Families throughout the district need the adults to sit in a room and get to a resolution so that their children can be in school and continue learning.

For many families, their urgency is more than we can ever imagine – these are the families whose kids were already struggling pre-pandemic and are further behind now because of school closures. And these are parents, many of them LAUSD/SEIU employees, who will struggle to find and pay for child care or go without pay to stay home with their children.

Our families want LAUSD to be fair and respectful to its employees – they want a good contract with living wages. They also want to see good faith negotiations, which means SEIU needs to return to the bargaining table to hear what more LAUSD will offer and keep negotiating until a resolution is reached.
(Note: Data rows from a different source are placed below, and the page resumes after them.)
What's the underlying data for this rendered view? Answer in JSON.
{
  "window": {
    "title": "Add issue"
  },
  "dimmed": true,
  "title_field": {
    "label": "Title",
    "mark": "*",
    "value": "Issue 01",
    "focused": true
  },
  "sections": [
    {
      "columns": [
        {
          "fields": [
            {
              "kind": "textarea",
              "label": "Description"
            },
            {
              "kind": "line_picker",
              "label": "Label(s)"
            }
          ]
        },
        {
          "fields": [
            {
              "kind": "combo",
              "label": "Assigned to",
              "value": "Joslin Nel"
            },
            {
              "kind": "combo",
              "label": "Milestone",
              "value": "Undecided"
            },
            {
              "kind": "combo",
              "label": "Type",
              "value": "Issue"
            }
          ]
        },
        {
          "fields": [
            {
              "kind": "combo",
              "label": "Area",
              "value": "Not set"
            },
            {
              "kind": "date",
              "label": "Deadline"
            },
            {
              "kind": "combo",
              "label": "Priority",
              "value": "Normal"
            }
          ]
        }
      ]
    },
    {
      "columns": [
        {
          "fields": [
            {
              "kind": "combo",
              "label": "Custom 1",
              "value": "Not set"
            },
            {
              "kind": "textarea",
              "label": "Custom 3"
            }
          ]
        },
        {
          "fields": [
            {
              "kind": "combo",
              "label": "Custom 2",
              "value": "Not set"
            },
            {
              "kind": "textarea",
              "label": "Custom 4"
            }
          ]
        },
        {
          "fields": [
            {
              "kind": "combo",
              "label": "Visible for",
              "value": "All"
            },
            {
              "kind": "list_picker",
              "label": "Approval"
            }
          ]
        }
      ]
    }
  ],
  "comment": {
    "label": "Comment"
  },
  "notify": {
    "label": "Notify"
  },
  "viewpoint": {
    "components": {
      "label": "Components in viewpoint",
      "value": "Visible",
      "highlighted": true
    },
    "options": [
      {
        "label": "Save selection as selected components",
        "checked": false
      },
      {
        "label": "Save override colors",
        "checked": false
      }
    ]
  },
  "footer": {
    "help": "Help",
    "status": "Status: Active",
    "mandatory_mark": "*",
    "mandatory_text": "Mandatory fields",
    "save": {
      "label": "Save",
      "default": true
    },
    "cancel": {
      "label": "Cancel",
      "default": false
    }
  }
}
But, above all, our families want their schools to deliver on the promise of a good education. They want their kids to learn to read, to be critical thinkers, to go on to college if they choose, be prepared to succeed in life, to be happy and healthy.

They desperately want to see more progress by a system that has denied too many children – especially low-income children, English learners, foster kids, special needs kids, and children of color – the opportunity to reach their dreams and aspirations.

We will never deliver on this dream if we close schools. That option should never be on the table. What we must do is work together to end poverty wages – starting by immediately returning to negotiations – and hold each other accountable for delivering on the promise for our students.

Our families expect no less and our students deserve better.